Anche per gli allevatori di bovini c’è un problema analogo e infatti il 22 marzo ha introdotto alla Camera un disegno di legge per trovare nuovi mercati per la carne del Wyoming, che negli ultimi anni non viene più consumata con l’intensità di un tempo, sempre per i problemi legati alla salute sia all’impatto ambientale.

Nonostante questo, la sua lealtà all’ex presidente Trump è stata messa in discussione per un motivo soltanto: per aver rifiutato con decisione di seguire la narrativa che vorrebbe le elezioni “rubate” dai democratici. «Sono una repubblicana conservatrice e proprio per questo la rule of law per me è la cosa più importante», ha dichiarato alla Camera.

Già lo scorso febbraio la sua posizione come numero tre alla Camera era stata messa ai voti, ma era sopravvissuta, anche grazie all’appoggio del leader repubblicano al Senato Mitch McConnell. Fino al 12 maggio, quando è stata cacciata con un voto a voce, senza verbalizzare. In fretta e furia, tanto che si è parlato di “purga trumpiana”.

Ma secondo il professor King, non bisogna darla per sconfitta: «In Wyoming questa disputa viene vista come lontana. Cheney è ancora popolare. Non ha spostato molto nemmeno il tour del deputato trumpiano Matt Gaetz a febbraio».

I suoi sfidanti alle primarie sono quattro, ma nessuno di loro ha una particolare spinta: secondo i dati di aprile, Cheney ha raccolto la cifra record di un milione e 540mila euro, più che negli anni precedenti. «I sondaggi che la danno in svantaggio sono fatti sull’onda dell’emozione e della popolarità di Trump, potrebbero sopravvalutare i suoi sfidanti», spiega King.
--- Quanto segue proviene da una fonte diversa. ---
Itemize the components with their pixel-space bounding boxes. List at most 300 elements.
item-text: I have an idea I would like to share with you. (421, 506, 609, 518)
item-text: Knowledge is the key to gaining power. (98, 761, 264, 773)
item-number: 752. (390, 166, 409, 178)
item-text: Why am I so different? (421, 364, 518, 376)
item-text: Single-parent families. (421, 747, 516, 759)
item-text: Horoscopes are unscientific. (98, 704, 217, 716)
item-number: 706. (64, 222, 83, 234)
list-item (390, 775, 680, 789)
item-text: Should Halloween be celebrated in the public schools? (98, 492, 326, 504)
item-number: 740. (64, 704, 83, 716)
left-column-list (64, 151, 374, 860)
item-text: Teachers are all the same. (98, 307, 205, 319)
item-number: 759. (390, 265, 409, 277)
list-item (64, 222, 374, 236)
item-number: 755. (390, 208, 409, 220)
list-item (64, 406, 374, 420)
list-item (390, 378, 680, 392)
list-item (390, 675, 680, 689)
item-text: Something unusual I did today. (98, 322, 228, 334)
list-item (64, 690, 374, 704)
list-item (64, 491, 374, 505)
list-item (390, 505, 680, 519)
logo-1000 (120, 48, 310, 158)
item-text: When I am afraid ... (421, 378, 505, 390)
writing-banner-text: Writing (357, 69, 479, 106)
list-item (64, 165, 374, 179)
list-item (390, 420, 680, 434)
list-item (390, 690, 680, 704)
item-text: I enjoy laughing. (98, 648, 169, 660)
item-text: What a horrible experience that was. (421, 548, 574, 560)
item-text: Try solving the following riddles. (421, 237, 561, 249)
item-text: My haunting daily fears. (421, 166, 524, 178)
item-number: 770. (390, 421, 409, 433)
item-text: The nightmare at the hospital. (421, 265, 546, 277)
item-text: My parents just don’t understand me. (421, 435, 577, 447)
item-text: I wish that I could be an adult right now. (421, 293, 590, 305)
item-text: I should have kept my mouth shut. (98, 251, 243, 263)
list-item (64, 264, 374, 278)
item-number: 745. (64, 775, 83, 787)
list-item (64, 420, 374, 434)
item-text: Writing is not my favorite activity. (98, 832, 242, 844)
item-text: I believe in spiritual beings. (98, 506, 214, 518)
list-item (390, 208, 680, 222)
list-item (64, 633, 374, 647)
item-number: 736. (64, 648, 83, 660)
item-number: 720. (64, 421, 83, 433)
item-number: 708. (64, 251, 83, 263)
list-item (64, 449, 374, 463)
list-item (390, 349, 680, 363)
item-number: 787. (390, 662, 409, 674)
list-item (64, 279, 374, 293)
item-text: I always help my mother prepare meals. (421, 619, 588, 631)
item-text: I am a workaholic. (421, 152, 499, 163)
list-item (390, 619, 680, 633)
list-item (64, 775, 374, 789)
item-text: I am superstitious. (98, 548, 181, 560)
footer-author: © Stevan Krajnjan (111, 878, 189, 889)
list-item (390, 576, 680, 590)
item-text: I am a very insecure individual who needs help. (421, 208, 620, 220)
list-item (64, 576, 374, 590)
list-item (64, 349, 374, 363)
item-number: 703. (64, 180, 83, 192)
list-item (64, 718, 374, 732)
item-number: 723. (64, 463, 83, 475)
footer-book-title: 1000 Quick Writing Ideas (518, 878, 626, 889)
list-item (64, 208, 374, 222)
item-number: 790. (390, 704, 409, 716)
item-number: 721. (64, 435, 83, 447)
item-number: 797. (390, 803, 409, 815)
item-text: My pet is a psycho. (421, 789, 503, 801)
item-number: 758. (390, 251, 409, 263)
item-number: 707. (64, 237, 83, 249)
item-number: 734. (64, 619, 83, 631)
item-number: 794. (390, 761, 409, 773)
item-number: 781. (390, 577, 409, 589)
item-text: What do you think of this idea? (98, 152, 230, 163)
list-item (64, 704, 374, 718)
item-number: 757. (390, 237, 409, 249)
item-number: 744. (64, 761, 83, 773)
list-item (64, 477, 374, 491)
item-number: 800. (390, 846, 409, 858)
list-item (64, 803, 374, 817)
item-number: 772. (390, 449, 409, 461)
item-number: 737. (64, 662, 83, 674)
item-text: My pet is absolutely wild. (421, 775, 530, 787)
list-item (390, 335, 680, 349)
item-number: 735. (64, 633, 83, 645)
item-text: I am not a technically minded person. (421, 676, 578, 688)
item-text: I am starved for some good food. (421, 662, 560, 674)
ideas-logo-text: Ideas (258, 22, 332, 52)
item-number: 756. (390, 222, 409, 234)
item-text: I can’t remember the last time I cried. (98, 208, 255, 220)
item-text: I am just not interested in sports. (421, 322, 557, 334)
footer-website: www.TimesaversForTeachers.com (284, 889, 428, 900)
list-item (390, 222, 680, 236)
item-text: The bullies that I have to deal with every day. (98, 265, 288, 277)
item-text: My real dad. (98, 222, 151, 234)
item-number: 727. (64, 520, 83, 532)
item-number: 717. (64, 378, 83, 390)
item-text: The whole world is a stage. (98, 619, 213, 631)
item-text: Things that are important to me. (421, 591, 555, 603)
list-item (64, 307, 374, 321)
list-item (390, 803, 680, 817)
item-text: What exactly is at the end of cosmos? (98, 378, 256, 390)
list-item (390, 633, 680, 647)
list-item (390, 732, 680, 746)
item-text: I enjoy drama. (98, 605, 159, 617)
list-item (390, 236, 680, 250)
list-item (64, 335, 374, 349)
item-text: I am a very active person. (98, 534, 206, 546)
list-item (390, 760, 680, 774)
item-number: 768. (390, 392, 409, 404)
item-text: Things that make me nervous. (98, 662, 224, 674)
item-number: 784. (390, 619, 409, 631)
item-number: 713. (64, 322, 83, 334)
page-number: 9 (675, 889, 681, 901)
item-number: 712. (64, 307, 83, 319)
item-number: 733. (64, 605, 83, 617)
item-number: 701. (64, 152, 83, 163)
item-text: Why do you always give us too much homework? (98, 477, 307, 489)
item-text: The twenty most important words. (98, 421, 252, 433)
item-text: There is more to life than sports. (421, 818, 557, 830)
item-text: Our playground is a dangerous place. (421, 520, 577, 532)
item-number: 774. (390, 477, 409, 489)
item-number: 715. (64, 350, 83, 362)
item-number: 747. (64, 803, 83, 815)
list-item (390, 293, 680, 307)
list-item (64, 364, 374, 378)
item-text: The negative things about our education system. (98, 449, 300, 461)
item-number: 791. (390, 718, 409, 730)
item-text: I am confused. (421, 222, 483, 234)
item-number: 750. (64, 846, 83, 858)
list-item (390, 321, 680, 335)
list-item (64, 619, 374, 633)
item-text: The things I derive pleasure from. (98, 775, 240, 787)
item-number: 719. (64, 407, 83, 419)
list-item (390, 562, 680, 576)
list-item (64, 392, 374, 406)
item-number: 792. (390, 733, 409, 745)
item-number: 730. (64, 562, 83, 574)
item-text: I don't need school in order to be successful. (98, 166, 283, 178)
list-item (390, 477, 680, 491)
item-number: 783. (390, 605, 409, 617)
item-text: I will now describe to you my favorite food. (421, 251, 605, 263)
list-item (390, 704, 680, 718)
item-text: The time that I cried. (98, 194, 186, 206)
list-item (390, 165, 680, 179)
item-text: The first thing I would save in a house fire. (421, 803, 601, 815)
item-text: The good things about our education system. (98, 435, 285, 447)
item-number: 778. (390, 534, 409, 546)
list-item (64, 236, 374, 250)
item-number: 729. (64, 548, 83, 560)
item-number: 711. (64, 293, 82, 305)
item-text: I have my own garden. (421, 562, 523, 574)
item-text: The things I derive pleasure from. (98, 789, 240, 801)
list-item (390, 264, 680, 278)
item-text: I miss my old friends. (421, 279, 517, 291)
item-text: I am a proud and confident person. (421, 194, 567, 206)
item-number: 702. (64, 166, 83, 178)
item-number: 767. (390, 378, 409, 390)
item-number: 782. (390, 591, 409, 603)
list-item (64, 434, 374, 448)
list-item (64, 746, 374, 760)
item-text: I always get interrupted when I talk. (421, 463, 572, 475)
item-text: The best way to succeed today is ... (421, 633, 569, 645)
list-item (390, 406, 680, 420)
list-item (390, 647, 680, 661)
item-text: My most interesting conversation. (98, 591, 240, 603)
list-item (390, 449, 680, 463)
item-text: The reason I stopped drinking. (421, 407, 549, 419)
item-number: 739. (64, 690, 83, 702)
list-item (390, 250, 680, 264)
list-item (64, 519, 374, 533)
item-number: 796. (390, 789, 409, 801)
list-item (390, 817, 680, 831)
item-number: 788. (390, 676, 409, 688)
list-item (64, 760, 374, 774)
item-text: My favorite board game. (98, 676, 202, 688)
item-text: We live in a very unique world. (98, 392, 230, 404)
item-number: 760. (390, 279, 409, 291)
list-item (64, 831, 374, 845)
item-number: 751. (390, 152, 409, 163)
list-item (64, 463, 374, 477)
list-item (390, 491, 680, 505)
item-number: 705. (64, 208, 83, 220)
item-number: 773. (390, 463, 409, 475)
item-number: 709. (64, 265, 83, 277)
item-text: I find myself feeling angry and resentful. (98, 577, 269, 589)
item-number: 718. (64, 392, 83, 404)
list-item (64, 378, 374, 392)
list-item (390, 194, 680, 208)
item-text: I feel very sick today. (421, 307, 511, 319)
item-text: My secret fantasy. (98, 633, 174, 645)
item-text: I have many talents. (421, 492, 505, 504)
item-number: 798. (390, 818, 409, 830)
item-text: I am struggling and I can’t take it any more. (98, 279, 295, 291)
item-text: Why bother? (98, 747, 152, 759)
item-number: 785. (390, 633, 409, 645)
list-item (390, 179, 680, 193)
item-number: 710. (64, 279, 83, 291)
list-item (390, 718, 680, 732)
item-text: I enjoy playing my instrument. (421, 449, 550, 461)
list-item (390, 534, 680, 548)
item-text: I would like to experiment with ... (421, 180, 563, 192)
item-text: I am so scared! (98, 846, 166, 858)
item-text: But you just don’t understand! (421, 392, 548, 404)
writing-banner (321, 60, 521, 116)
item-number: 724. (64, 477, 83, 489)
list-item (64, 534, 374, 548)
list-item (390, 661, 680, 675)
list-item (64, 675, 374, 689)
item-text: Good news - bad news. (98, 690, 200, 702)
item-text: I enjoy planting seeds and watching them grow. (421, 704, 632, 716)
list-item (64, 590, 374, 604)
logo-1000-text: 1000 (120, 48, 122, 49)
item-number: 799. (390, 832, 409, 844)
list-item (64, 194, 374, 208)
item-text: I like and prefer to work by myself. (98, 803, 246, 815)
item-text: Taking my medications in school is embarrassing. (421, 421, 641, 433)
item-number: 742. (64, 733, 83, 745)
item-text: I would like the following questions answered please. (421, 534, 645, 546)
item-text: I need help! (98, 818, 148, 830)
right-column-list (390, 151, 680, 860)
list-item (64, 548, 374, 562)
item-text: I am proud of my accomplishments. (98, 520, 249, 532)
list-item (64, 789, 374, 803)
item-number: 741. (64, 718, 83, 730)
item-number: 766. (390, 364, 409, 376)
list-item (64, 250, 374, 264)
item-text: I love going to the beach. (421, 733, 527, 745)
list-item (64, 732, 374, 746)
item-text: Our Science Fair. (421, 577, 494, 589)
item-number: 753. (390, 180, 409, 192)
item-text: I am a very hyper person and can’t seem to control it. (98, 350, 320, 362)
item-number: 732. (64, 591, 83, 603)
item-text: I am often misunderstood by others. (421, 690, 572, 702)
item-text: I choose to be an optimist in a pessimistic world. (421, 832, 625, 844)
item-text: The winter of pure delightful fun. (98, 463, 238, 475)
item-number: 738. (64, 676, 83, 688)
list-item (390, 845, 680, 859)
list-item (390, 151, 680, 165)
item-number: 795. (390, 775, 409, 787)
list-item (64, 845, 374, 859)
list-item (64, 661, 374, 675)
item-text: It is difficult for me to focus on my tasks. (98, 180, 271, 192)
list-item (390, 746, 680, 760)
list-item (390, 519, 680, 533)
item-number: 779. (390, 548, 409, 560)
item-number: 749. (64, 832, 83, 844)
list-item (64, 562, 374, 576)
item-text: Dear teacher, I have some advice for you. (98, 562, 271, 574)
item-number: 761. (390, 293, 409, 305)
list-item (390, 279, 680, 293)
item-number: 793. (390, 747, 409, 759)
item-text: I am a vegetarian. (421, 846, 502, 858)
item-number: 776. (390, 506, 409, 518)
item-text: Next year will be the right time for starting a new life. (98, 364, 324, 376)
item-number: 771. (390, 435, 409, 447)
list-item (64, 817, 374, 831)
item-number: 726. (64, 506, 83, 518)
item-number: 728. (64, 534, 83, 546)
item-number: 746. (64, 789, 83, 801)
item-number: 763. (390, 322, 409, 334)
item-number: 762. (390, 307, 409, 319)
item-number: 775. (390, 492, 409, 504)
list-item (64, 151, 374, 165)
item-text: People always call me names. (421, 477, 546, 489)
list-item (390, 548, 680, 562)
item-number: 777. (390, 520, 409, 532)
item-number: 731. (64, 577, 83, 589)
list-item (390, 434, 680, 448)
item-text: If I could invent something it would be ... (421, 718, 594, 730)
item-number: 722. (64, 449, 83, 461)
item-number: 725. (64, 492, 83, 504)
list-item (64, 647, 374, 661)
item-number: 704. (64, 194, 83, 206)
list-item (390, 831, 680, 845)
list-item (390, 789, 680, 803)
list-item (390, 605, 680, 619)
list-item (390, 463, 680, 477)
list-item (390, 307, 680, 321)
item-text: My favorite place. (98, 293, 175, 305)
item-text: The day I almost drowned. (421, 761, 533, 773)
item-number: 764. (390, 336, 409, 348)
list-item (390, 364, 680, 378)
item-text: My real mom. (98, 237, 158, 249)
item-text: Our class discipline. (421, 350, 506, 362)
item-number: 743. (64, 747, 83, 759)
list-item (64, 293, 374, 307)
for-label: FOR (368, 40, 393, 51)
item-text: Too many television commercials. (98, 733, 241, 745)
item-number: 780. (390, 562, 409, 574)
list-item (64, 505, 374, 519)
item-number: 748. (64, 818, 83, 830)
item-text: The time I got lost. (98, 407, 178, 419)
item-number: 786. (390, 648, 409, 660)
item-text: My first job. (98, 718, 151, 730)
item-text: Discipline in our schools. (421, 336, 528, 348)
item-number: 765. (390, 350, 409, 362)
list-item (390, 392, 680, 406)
La chiave per capire la strategia di Cheneyè l’esempio di un altro repubblicano, John Boehner: «Nel 1999 venne rimpiazzato da Newt Gingrich, ma nel 2011 riuscì a conquistare il martelletto di speaker». E di questa divisione non potrebbero avvantaggiarsi i democratici? King lo esclude: «Nello stato sono quasi inesistenti, confinati nelle due piccole aree urbane di Jackson Hole e Cheyenne. Saranno le primarie a decidere il suo destino».

E se le premesse sono quelle che le hanno fatto guadagnare una cifra record di piccole donazioni, vuol dire che Cheney ha molte frecce al suo arco per riconquistare in futuro l’anima del Partito repubblicano che un tempo suo padre Dick aveva avuto in pugno.